O indicador controlável de violência homicida foi estipulado pela Organização Mundial de Saúde (OMS) na sua Classificação Internacional de Doenças (CID). Este indicador, para demonstrar razoabilidade do controle, deve ser de 10 homicídios por cem mil habitantes (hpcmh), ou seja, em uma sociedade ou comunidade, estado, município, bairro etc. que ultrapassar este indicador a OMS considera como sendo caso de epidemiologia.

Dos países latino-americanos considerados com desenvolvimento humano elevado o Brasil é o pior quando o assunto é violência homicida.

Dentre os países apresentados, o Brasil é o pior quanto as suas taxas homicidas que cresceram desde 1980 apesar da visível melhoria da economia nos últimos quinze anos. Dos setenta países apontados pelo Relatório de Desenvolvimento Humano como sendo aqueles de desenvolvimento humano elevado, apenas o Brasil, com taxa de 27 hpcmh, a Rússia, com taxa de 20 hpcmh, Baamas, com taxa de 15,9 hpcmh e o México, com taxa de 13 hpcmh, são apresentados como países em estado epidemiológico de violência seguindo os critérios da OMS.

 

 

 

Em 1980 foram 13.910 pessoas assassinadas no Brasil (SIM/DATASUS). Este número mais que dobrou em 1990, chegando a 31.989 homicídios. Em 2003 chegou a 51.043, um crescimento refletido no avanço da taxa, que praticamente triplicou. 

 

Calcula-se que há, hoje, no Grande Rio, cerca de 500 « areas » de tráfico, entre pequenas e grandes, das quais 30 a 50 areas com movimento médio diário de mais de 3 mil « papéis » por dia, podendo chegar ao dobro nos finais de semana. As principais áreas podem chegar a vender, quando « ganham movimento », cerca de 10 mil « papéis » por dia, ou mais. 

 Rubem Cesar , coordenador do Viva Rio e secretério executivo do ISER, em 2003 errou ao declarar: “… Não encontramos aqui a escala do consumo, nem tampouco os recursos institucionais próprios dos EUA; e não possuímos a estrutura de produção de drogas característica da Colômbia, base para a sua organização em cartéis.
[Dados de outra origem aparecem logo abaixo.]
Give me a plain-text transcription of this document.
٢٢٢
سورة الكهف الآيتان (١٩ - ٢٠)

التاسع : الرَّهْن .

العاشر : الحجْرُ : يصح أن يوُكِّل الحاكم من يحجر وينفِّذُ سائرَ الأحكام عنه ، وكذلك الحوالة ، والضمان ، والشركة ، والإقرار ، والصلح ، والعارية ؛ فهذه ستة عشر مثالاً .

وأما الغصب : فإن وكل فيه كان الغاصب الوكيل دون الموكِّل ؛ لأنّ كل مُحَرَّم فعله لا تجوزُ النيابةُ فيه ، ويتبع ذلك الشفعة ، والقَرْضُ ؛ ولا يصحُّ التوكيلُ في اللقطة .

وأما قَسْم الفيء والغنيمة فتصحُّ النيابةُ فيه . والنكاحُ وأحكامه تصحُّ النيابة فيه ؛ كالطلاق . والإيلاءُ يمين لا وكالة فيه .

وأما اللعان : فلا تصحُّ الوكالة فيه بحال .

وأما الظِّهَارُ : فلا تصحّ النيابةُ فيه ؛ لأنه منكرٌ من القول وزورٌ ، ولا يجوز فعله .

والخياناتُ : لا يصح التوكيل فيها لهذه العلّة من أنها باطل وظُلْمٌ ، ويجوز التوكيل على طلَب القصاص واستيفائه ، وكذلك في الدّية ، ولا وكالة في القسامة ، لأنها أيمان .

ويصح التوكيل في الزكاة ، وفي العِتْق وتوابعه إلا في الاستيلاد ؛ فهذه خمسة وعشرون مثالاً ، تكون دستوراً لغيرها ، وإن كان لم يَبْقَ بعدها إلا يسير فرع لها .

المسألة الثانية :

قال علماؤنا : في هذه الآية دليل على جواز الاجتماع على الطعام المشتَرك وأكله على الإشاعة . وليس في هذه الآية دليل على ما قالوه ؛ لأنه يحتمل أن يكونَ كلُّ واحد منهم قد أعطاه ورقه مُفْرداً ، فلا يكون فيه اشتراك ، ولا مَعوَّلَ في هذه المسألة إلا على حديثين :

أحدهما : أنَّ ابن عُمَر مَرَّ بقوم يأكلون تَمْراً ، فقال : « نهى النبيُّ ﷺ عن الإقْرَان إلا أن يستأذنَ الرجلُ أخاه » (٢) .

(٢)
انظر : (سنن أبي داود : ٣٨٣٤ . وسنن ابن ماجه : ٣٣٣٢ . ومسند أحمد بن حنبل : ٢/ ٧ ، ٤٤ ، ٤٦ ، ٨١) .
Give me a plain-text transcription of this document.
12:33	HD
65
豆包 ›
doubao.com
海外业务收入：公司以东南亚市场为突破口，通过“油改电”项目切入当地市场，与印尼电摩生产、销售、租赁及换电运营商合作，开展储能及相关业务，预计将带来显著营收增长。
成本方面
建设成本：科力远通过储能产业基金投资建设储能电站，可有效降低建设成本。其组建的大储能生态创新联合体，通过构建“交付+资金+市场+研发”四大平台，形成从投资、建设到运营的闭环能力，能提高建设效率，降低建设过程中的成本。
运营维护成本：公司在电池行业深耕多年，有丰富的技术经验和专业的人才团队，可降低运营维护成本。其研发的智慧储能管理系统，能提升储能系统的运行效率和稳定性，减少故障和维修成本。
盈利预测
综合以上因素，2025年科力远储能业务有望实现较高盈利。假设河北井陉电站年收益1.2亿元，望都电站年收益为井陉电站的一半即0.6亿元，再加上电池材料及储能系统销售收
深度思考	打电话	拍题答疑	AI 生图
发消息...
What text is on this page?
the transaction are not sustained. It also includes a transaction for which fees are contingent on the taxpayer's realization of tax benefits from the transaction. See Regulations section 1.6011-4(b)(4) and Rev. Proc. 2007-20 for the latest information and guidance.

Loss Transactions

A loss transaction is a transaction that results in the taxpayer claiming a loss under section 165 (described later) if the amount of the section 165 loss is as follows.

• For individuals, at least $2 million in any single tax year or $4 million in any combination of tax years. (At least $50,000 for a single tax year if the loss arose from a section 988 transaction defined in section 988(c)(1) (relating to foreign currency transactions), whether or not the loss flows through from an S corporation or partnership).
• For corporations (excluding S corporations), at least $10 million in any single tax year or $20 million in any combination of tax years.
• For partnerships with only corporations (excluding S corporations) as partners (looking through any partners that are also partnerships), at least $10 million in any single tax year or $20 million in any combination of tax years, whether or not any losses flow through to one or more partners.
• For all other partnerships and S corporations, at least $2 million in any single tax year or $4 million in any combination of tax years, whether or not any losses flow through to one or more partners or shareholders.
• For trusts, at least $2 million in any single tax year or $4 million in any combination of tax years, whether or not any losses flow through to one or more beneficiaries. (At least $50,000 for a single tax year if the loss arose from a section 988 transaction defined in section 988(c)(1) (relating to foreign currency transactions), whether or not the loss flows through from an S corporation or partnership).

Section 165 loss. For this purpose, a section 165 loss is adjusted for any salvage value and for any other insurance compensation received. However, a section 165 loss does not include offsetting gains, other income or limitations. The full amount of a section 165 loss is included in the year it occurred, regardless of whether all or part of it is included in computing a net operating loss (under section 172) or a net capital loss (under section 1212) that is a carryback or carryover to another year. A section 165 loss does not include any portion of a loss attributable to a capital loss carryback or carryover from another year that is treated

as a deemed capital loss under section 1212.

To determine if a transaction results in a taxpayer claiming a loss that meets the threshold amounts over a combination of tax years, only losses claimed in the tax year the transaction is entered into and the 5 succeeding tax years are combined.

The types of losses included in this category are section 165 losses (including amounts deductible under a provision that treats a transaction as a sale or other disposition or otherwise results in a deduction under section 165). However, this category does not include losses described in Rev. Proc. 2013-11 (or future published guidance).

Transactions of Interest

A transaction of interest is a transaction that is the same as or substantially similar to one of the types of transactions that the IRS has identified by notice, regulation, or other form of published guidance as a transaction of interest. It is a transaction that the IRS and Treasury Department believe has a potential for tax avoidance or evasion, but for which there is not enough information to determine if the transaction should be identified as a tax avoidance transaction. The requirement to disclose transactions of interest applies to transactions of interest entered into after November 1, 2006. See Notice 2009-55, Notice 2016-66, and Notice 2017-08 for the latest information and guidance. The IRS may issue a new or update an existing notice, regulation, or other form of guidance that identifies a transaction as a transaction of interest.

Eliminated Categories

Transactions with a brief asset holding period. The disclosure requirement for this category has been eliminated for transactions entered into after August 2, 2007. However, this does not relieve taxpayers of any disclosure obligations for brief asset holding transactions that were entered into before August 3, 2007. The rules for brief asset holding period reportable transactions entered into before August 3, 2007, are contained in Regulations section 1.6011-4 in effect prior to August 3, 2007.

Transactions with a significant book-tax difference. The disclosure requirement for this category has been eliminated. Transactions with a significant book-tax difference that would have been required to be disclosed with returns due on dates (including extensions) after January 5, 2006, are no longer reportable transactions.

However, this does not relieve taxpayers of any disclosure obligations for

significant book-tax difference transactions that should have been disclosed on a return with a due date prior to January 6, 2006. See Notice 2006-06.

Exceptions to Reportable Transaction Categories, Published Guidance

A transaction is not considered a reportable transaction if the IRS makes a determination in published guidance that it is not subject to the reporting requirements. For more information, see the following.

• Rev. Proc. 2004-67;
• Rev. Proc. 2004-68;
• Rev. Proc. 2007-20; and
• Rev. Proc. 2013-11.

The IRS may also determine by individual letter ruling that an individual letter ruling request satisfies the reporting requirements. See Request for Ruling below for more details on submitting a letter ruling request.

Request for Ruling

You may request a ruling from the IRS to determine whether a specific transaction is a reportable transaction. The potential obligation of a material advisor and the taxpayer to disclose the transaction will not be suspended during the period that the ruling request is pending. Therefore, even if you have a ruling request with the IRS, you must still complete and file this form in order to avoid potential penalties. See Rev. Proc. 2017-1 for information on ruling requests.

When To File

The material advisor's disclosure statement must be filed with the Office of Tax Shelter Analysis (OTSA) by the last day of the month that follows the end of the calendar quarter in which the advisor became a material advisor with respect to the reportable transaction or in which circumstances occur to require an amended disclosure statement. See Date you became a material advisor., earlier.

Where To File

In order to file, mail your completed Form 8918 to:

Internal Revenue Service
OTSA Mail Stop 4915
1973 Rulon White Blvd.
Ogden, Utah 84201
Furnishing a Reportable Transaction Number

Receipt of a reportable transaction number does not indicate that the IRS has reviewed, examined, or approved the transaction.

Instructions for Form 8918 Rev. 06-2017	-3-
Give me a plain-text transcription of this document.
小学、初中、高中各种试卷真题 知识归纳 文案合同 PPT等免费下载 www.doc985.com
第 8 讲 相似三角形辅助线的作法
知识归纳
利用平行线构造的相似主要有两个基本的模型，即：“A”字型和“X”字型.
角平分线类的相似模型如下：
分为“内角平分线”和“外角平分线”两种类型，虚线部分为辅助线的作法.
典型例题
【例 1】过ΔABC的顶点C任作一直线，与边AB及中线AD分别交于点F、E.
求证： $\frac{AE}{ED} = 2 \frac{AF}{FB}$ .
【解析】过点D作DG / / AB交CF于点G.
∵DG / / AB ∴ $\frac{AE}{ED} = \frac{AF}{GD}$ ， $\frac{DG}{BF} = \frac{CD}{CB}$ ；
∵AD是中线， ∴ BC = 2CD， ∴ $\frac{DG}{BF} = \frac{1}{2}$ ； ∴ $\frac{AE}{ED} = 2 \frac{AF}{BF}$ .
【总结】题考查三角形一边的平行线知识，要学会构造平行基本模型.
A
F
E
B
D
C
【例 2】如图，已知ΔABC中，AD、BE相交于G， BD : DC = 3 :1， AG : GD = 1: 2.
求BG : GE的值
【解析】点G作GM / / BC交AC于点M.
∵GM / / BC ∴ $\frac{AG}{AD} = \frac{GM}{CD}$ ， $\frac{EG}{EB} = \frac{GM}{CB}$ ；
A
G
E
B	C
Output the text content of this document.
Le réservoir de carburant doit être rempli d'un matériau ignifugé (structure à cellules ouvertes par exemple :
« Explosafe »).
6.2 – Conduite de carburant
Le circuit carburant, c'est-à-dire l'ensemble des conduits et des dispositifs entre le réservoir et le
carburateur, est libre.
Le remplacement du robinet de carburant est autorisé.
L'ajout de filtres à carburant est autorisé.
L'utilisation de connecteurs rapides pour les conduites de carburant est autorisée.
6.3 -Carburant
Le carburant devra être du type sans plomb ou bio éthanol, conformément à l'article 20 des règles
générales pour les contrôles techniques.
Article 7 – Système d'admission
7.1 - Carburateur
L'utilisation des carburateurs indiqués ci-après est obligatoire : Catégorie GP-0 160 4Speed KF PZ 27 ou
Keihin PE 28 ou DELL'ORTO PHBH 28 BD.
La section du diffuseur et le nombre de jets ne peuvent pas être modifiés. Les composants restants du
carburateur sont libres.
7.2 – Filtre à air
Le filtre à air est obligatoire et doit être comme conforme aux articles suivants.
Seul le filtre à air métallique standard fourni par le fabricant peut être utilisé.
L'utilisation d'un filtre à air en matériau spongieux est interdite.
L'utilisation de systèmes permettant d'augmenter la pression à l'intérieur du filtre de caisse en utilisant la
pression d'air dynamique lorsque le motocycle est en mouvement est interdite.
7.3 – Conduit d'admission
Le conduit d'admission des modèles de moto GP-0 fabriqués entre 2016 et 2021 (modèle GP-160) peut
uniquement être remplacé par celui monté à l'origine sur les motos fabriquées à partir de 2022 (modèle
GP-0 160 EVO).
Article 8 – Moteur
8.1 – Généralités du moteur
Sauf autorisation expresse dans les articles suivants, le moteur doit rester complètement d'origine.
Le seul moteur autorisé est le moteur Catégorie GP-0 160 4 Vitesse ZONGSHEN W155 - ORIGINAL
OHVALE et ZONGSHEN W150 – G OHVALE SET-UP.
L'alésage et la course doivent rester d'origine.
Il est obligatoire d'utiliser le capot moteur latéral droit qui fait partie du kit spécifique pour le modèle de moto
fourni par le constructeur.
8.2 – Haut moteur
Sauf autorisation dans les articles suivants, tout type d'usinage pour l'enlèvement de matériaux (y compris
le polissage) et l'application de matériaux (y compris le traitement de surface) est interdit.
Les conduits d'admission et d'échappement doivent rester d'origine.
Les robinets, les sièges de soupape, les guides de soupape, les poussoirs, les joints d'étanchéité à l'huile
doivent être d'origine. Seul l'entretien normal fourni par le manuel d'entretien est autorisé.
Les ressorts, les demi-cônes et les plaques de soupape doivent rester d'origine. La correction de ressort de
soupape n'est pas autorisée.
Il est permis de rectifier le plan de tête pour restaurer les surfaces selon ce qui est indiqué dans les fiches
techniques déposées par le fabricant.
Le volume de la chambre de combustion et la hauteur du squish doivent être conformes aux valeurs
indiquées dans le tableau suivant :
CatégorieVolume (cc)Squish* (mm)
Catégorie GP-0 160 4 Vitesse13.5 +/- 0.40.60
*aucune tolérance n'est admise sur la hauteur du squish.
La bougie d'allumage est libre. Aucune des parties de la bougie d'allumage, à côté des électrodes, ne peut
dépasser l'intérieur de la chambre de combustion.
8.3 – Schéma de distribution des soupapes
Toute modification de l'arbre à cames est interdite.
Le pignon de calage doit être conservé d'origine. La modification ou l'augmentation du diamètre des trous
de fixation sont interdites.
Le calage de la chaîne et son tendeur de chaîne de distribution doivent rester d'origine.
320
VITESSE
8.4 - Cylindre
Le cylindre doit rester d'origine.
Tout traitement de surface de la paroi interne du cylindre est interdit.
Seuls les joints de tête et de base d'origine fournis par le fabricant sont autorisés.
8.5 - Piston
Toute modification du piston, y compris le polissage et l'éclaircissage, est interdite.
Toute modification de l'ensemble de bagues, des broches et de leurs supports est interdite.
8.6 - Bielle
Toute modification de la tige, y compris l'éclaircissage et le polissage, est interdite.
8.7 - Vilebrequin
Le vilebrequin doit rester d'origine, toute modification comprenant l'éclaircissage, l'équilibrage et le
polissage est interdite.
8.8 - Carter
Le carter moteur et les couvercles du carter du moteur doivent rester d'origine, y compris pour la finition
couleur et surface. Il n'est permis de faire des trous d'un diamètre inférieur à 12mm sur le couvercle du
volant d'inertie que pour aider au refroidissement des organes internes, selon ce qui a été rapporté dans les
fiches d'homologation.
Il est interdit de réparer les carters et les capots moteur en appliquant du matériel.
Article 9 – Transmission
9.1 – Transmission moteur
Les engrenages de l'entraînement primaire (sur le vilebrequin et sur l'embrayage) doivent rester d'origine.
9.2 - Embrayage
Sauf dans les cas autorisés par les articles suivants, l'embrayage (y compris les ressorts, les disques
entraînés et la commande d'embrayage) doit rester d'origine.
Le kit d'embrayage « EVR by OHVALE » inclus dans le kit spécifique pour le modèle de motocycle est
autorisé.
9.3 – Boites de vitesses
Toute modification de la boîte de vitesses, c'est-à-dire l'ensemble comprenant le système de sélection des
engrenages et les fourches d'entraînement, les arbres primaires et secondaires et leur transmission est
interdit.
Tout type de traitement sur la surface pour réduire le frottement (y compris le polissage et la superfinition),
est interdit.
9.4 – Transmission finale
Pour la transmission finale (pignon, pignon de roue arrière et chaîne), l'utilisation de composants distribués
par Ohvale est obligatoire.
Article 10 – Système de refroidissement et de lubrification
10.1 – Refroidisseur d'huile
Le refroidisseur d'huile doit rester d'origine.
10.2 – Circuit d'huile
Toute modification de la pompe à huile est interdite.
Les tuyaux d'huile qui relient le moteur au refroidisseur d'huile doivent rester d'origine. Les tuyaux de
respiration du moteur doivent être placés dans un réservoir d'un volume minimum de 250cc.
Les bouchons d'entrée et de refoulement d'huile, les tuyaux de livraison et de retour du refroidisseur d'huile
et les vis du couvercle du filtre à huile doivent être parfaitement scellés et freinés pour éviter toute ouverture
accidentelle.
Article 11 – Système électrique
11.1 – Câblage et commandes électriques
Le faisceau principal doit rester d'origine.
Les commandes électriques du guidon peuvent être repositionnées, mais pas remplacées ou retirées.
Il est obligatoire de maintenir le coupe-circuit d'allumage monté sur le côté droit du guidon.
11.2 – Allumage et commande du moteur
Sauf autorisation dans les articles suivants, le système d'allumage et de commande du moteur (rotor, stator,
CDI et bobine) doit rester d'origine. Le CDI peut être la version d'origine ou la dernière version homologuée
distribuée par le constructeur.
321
No Rio, é puro varejo, o pequeno comércio em expansão,reproduzindo-se por imitação e contágio, ocupando espaços com uma velocidade que a todos surpreende, uma base que prolifera, em boa medida, a despeito de comandos superiores…”

 

 1. As vítimas de homicídio são preferencialmente jovens. As taxas de homicídios (em 100.000) estabelecidas para as diversas idades simples me faixas etárias, confirmam essa evidência e outros fatos significativos.

a) É na faixa “jovem”, dos 15 aos 24 anos, que os homicídios atingem maior expressividade, principalmente na dos 20 aos 24 anos de idade, com taxas em torno de 65 homicídios por 100.000 jovens.

b) É na faixa da minoridade legal, dos 14 aos 17 anos, que os homicídios vêm crescendo em ritmo assustador, com pico nos 14 anos, onde os homicídios, na década 1994/2004, cresceram 63,1%.

c) É dos 15 aos 29 anos de idade que as taxas cresceram mais na década, com índices bem diferenciados das restantes faixas etárias.

2. Com poucas diferenças entre as Unidades Federadas, a grande maioria (92,1%) das vítimas de homicídio é do sexo masculino.

3. Nos finais de semana, aumenta, em média, 73,7% o número de homicídios.

4. A taxa de homicídio da população negra é bem superior à da população branca. Se, na população branca, a taxa em 2004 foi de 18,3 homicídios em 100.000 brancos, na população negra foi de 31,7 em 100.000 negros. Isso significa que a população negra teve 73,1% de vítimas de homicídio a mais do que a população branca. Só três Unidades Federadas – Acre, Tocantins e Paraná – registraram, em 2004, maior proporção de vítimas brancas. Nas restantes 24 Unidades Federadas, prevalece a vitimização de negros. Em alguns casos, como o da Paraíba ou o de Alagoas, a situação é muito séria, ultrapassando a casa de 700% de vitimização negra. Isso significa que, proporcionalmente ao tamanho dos grupos, esses Estados exibem acima de oito vítimas negras por cada vítima branca.